Companies are increasingly using conversational interfaces in customer service and internal workflows. This has raised questions about user experience design, disclosure and ethical boundaries, particularly where systems simulate empathy or persuasion.

Beyond efficiency

The sixth trend is "From illusory efficiency to sufficiency". The report argues that the next phase of growth will move beyond narrow efficiency measures, linking technology strategy to resilience and operating within planetary boundaries.

This reflects pressure to show progress on sustainability targets while funding major investment cycles in AI and cloud infrastructure. Energy use, hardware lifecycle management and supply chain sustainability are becoming more prominent in procurement and architecture decisions.

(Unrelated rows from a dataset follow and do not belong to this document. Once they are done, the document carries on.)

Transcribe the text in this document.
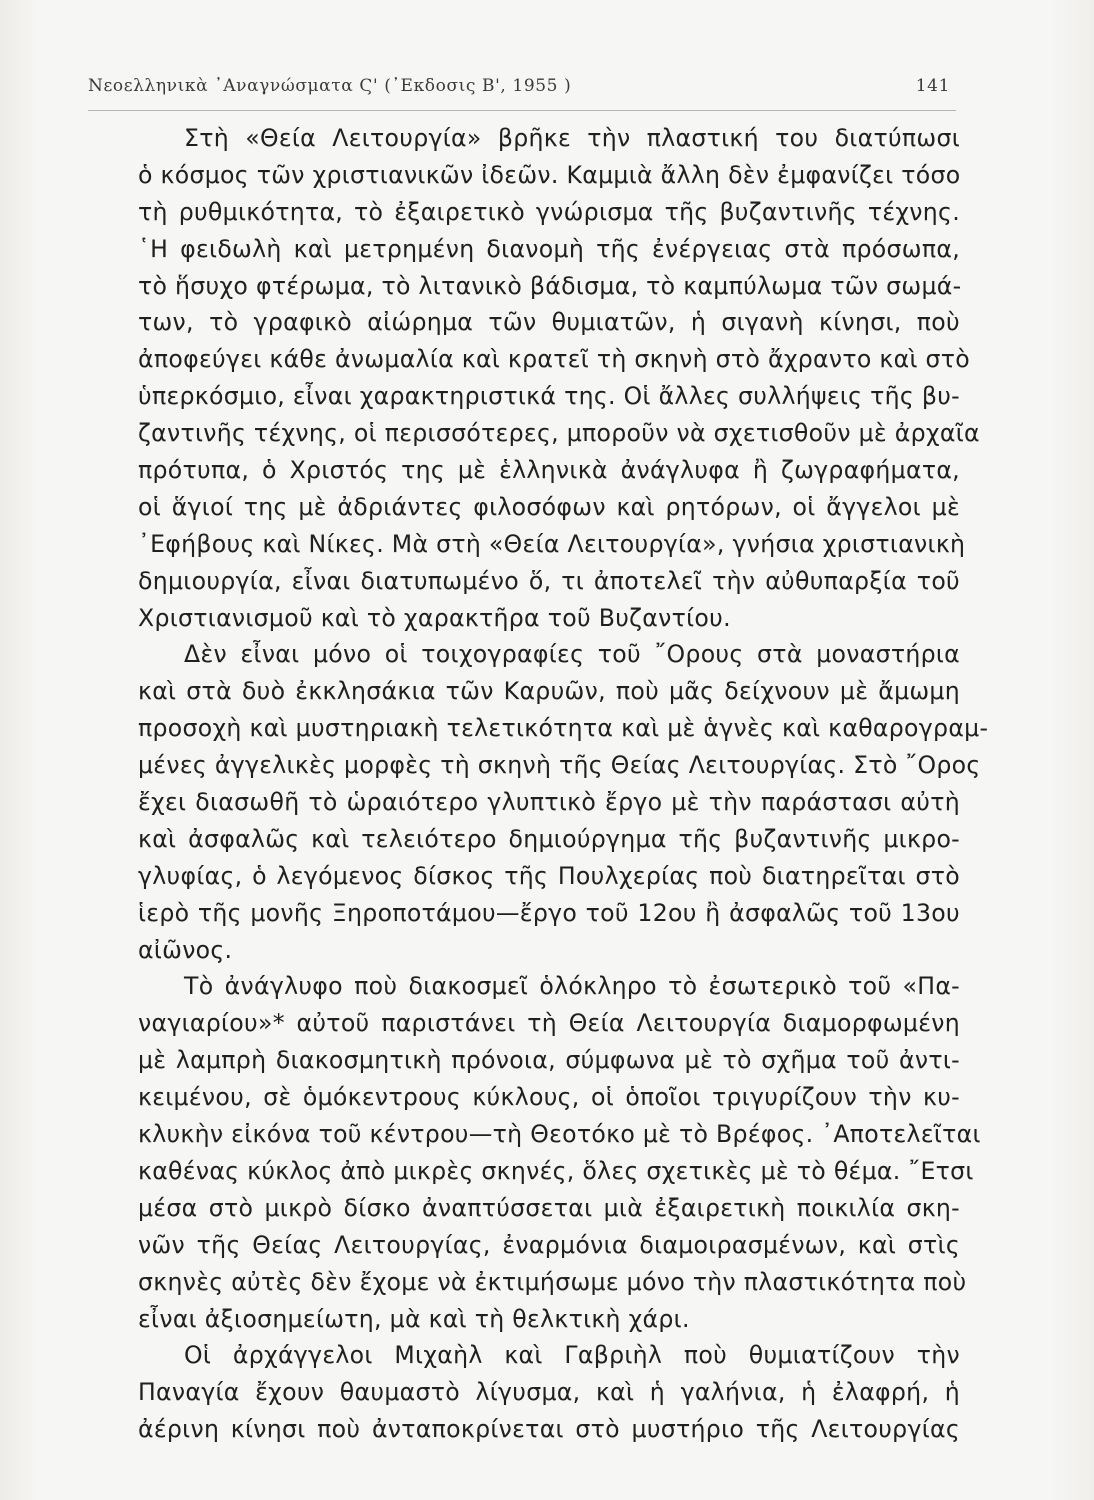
Νεοελληνικὰ ᾿Αναγνώσματα Ϛ' (᾿Εκδοσις Β', 1955 )	141
Στὴ «Θεία Λειτουργία» βρῆκε τὴν πλαστική του διατύπωσι
ὁ κόσμος τῶν χριστιανικῶν ἰδεῶν. Καμμιὰ ἄλλη δὲν ἐμφανίζει τόσο
τὴ ρυθμικότητα, τὸ ἐξαιρετικὸ γνώρισμα τῆς βυζαντινῆς τέχνης.
῾Η φειδωλὴ καὶ μετρημένη διανομὴ τῆς ἐνέργειας στὰ πρόσωπα,
τὸ ἥσυχο φτέρωμα, τὸ λιτανικὸ βάδισμα, τὸ καμπύλωμα τῶν σωμά-
των, τὸ γραφικὸ αἰώρημα τῶν θυμιατῶν, ἡ σιγανὴ κίνησι, ποὺ
ἀποφεύγει κάθε ἀνωμαλία καὶ κρατεῖ τὴ σκηνὴ στὸ ἄχραντο καὶ στὸ
ὑπερκόσμιο, εἶναι χαρακτηριστικά της. Οἱ ἄλλες συλλήψεις τῆς βυ-
ζαντινῆς τέχνης, οἱ περισσότερες, μποροῦν νὰ σχετισθοῦν μὲ ἀρχαῖα
πρότυπα, ὁ Χριστός της μὲ ἑλληνικὰ ἀνάγλυφα ἢ ζωγραφήματα,
οἱ ἅγιοί της μὲ ἀδριάντες φιλοσόφων καὶ ρητόρων, οἱ ἄγγελοι μὲ
᾿Εφήβους καὶ Νίκες. Μὰ στὴ «Θεία Λειτουργία», γνήσια χριστιανικὴ
δημιουργία, εἶναι διατυπωμένο ὅ, τι ἀποτελεῖ τὴν αὐθυπαρξία τοῦ
Χριστιανισμοῦ καὶ τὸ χαρακτῆρα τοῦ Βυζαντίου.
Δὲν εἶναι μόνο οἱ τοιχογραφίες τοῦ ῎Ορους στὰ μοναστήρια
καὶ στὰ δυὸ ἐκκλησάκια τῶν Καρυῶν, ποὺ μᾶς δείχνουν μὲ ἄμωμη
προσοχὴ καὶ μυστηριακὴ τελετικότητα καὶ μὲ ἁγνὲς καὶ καθαρογραμ-
μένες ἀγγελικὲς μορφὲς τὴ σκηνὴ τῆς Θείας Λειτουργίας. Στὸ ῎Ορος
ἔχει διασωθῆ τὸ ὡραιότερο γλυπτικὸ ἔργο μὲ τὴν παράστασι αὐτὴ
καὶ ἀσφαλῶς καὶ τελειότερο δημιούργημα τῆς βυζαντινῆς μικρο-
γλυφίας, ὁ λεγόμενος δίσκος τῆς Πουλχερίας ποὺ διατηρεῖται στὸ
ἱερὸ τῆς μονῆς Ξηροποτάμου—ἔργο τοῦ 12ου ἢ ἀσφαλῶς τοῦ 13ου
αἰῶνος.
Τὸ ἀνάγλυφο ποὺ διακοσμεῖ ὁλόκληρο τὸ ἐσωτερικὸ τοῦ «Πα-
ναγιαρίου»* αὐτοῦ παριστάνει τὴ Θεία Λειτουργία διαμορφωμένη
μὲ λαμπρὴ διακοσμητικὴ πρόνοια, σύμφωνα μὲ τὸ σχῆμα τοῦ ἀντι-
κειμένου, σὲ ὁμόκεντρους κύκλους, οἱ ὁποῖοι τριγυρίζουν τὴν κυ-
κλυκὴν εἰκόνα τοῦ κέντρου—τὴ Θεοτόκο μὲ τὸ Βρέφος. ᾿Αποτελεῖται
καθένας κύκλος ἀπὸ μικρὲς σκηνές, ὅλες σχετικὲς μὲ τὸ θέμα. ῎Ετσι
μέσα στὸ μικρὸ δίσκο ἀναπτύσσεται μιὰ ἐξαιρετικὴ ποικιλία σκη-
νῶν τῆς Θείας Λειτουργίας, ἐναρμόνια διαμοιρασμένων, καὶ στὶς
σκηνὲς αὐτὲς δὲν ἔχομε νὰ ἐκτιμήσωμε μόνο τὴν πλαστικότητα ποὺ
εἶναι ἀξιοσημείωτη, μὰ καὶ τὴ θελκτικὴ χάρι.
Οἱ ἀρχάγγελοι Μιχαὴλ καὶ Γαβριὴλ ποὺ θυμιατίζουν τὴν
Παναγία ἔχουν θαυμαστὸ λίγυσμα, καὶ ἡ γαλήνια, ἡ ἐλαφρή, ἡ
ἀέρινη κίνησι ποὺ ἀνταποκρίνεται στὸ μυστήριο τῆς Λειτουργίας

NTT DATA uses the Technology Foresight Report as part of its innovation planning, and says it informs how the company develops technologies and services with customers worldwide.

Oliver Koeth, Managing Director Technology & Innovation DACH at NTT DATA, linked the six trends to a broader shift in how organisations evaluate technology investment.

"The rise of mass intelligence shifts our focus from acceleration to significance," said Oliver Koeth, Managing Director Technology & Innovation DACH (Germany, Austria and Switzerland), NTT DATA. "When emotionally aware systems, sovereign compute and trusted infrastructure come together, technology evolves into a purposeful ally - amplifying resilience and reinforcing the values that will define our shared future."

NTT DATA expects organisations in Asia-Pacific and elsewhere to keep revising AI and infrastructure strategies around autonomy, security and sovereignty as AI systems become more embedded in business operations.